Things are no different with his latest film, Django Unchained, opening Christmas Day. In the postmodern, slave-narrative Western starring Jamie Foxx, Christoph Waltz and Leonardo DiCaprio as sadistic plantation owner Calvin Candie, the word "nigger," by some counts, is uttered 110 times.

In the second part of a three-part interview with The Root's editor-in-chief, Henry Louis Gates Jr., Tarantino explains exactly how he feels about critics of the n-word use in Django. The filmmaker also chats with Gates about the graphic and shocking ways he chose to depict the atrocities of slavery in the film and how he conceived of Samuel L. Jackson's despicable character, Stephen, Candie's head house slave.

Henry Louis Gates Jr.: Spike Lee's on your ass all the time about using the word "nigger." What would you say to black filmmakers who are offended by the use of the word "nigger" and/or offended by the depictions of the horrors of slavery in the film?

Quentin Tarantino: Well, you know if you're going to make a movie about slavery and are taking a 21st-century viewer and putting them in that time period, you're going to hear some things that are going to be ugly, and you're going see some things that are going be ugly. That's just part and parcel of dealing truthfully with this story, with this environment, with this land.

Personally, I find [the criticism] ridiculous. Because it would be one thing if people are out there saying, "You use it much more excessively in this movie than it was used in 1858 in Mississippi." Well, nobody's saying that. And if you're not saying that, you're simply saying I should be lying. I should be watering it down. I should be making it more easy to digest.

No, I don't want it to be easy to digest. I want it to be a big, gigantic boulder, a jagged pill and you have no water.

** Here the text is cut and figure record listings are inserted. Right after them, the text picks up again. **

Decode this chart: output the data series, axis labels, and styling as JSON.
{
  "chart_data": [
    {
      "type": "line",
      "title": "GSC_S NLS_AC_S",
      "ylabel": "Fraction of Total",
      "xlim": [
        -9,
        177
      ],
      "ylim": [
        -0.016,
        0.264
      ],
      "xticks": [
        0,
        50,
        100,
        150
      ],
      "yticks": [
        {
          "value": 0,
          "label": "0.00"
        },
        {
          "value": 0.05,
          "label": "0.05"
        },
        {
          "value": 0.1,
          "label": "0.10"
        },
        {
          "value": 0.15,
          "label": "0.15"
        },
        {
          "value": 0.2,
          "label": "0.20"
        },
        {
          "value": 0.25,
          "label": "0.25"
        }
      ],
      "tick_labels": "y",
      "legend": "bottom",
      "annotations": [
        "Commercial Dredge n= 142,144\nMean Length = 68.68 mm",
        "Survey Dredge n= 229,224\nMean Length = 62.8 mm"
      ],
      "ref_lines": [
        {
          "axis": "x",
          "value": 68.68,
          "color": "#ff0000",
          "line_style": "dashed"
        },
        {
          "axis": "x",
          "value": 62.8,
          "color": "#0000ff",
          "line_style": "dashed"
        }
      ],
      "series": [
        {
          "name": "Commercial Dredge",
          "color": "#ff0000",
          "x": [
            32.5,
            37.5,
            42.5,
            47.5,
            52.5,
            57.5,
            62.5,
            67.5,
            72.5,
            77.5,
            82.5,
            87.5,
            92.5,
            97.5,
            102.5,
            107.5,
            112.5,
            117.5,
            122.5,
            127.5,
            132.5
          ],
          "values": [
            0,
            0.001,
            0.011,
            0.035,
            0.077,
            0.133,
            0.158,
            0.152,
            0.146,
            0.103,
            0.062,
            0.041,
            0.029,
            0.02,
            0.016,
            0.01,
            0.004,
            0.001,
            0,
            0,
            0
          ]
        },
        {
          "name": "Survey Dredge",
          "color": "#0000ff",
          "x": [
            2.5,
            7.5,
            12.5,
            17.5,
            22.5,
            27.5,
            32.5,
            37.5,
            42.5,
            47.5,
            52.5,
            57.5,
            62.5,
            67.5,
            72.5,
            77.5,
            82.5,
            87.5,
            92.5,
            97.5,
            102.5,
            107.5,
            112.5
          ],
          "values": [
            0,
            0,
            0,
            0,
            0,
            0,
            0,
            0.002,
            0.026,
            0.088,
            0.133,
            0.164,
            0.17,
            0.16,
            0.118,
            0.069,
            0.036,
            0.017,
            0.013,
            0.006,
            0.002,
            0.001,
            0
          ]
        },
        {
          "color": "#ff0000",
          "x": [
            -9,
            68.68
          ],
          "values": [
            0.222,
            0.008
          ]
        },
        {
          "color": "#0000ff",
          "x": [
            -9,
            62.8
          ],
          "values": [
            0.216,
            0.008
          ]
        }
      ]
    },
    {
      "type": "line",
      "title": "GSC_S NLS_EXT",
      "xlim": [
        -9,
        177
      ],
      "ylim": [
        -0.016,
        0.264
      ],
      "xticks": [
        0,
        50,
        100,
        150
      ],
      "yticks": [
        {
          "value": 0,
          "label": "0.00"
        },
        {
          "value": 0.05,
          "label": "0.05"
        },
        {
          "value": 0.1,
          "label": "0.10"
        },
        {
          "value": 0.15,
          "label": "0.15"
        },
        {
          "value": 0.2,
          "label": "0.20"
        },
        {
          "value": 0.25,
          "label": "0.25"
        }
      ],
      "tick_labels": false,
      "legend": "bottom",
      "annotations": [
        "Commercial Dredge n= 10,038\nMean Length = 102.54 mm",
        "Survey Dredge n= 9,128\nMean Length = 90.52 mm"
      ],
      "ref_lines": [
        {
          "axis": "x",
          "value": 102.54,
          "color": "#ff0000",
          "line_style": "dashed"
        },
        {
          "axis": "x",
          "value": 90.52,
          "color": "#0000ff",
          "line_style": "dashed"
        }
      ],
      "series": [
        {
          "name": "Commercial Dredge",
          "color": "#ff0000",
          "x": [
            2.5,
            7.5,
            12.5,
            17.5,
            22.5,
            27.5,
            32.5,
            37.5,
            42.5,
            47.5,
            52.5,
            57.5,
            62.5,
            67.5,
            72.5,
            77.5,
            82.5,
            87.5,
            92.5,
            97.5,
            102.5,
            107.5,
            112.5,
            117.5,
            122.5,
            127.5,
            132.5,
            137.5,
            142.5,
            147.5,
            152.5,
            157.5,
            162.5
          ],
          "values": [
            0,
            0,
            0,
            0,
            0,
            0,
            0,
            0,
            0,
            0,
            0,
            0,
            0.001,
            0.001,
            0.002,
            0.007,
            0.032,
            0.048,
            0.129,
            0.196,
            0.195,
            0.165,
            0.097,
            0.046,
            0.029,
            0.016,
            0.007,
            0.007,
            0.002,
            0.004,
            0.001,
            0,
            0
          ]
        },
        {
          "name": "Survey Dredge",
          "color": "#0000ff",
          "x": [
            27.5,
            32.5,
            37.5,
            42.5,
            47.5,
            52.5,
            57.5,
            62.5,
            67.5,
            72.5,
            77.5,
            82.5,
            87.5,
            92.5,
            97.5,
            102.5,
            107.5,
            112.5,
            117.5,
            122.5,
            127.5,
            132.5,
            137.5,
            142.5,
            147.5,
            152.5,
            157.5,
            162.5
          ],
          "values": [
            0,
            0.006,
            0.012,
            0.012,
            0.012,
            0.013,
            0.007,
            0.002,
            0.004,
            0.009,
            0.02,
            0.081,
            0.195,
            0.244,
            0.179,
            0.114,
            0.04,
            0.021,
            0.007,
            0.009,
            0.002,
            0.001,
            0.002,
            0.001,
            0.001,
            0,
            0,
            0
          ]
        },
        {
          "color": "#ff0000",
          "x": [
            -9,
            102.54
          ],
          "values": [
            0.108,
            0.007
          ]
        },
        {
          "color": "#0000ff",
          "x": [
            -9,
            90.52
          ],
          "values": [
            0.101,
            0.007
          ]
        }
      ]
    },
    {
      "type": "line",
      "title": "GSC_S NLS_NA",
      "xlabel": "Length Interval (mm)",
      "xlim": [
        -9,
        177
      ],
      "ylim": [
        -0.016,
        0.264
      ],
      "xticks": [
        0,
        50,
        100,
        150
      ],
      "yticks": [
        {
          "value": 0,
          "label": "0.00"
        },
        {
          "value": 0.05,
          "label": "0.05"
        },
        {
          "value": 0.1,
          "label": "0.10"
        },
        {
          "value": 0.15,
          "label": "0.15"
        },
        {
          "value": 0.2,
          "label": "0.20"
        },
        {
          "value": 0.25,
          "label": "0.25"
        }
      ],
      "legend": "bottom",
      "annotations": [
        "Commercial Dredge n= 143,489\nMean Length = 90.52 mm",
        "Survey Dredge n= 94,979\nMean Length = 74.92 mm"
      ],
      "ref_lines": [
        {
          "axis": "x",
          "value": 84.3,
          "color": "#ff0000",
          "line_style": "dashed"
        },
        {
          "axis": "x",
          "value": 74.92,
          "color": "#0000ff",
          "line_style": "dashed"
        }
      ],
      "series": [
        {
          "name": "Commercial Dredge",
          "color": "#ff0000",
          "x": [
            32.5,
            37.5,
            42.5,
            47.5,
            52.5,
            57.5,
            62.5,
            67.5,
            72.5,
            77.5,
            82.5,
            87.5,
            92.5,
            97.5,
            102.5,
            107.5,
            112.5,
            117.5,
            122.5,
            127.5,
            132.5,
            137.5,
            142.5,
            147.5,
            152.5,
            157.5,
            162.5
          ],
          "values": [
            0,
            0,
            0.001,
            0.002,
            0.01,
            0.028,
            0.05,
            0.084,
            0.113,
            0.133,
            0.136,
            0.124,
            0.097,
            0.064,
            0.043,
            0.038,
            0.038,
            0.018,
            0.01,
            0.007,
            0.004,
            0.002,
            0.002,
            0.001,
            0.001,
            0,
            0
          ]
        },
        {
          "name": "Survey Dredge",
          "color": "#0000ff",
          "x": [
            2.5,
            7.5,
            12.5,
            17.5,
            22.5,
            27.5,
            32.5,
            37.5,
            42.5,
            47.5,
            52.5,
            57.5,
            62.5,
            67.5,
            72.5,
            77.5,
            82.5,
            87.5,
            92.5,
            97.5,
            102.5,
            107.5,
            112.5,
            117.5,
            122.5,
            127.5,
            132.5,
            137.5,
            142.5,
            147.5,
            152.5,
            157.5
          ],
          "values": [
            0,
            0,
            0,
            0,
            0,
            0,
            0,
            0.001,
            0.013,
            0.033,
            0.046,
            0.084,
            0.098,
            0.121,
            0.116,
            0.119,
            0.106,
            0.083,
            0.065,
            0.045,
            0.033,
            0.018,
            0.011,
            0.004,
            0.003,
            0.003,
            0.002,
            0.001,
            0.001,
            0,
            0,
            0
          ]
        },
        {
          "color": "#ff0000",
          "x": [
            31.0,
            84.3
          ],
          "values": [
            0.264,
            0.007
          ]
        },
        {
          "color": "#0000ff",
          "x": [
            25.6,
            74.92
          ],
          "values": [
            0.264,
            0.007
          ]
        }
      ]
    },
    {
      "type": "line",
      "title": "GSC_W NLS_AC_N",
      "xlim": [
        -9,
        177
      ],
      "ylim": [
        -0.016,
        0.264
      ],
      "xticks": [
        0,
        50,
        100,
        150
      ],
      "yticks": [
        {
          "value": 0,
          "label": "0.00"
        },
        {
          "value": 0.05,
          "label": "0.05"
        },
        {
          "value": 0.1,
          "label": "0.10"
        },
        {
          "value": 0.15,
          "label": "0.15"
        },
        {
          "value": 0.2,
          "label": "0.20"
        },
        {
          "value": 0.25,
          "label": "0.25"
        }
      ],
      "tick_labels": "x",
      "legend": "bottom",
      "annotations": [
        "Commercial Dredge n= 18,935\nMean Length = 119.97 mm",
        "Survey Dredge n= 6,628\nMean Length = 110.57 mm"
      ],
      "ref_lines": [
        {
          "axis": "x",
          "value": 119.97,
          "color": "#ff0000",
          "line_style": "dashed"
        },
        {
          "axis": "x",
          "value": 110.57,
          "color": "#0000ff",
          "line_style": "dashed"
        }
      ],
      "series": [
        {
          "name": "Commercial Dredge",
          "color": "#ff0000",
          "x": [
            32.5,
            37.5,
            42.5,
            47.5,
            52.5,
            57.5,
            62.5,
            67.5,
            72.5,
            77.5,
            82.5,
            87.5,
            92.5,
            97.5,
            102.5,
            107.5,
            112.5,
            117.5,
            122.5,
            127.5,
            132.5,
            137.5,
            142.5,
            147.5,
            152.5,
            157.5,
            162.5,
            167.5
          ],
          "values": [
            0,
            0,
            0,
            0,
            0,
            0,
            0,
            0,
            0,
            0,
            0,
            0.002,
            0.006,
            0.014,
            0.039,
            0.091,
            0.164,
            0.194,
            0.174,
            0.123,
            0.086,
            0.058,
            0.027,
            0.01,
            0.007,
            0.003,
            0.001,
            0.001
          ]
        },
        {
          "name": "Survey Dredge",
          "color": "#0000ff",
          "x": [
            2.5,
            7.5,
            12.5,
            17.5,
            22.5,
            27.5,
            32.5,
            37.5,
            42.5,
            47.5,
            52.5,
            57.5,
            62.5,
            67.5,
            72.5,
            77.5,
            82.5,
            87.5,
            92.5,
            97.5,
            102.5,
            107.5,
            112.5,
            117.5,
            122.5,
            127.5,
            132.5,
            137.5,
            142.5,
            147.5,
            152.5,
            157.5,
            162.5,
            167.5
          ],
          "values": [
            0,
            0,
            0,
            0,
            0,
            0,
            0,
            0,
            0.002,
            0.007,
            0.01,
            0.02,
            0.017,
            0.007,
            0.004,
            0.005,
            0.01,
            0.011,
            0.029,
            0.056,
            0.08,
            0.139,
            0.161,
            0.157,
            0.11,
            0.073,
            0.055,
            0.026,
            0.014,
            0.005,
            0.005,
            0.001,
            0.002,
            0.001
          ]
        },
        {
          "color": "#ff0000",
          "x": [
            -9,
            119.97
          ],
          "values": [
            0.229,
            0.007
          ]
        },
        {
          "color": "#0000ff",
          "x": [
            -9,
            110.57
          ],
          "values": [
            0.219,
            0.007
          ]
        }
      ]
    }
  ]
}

HLG: Well, guess what? You succeed at that. One of the things that will disturb people much more than the use of the n-word, or much more even than the horrors of slavery, was Samuel L. Jackson's amazing depiction of Stephen [the head house slave of plantation owner Calvin Candie, played by Leonardo DiCaprio]. His character, Stephen, makes Stepin Fetchit look like Malcolm X. Did you write that or did Sam riff on that? Was he improvising?

QT: Sam is a good writer. Some actors try to improvise and everything, but you know, frankly, if they're not just adding "mmms" and "aahs" or cusswords, that's actually called writing, and that's usually not what you hire actors to do. Having said that, he sprinkles the dialogue with his own little bit of Sam Jackson seasoning. But that character is on the page.

And it was actually funny, because I talked to Sam on the phone after he had the script. When Sam heard I was writing it, I think he just assumed I was writing Django for him. And I think maybe I even kind of assumed that when I was writing it earlier on.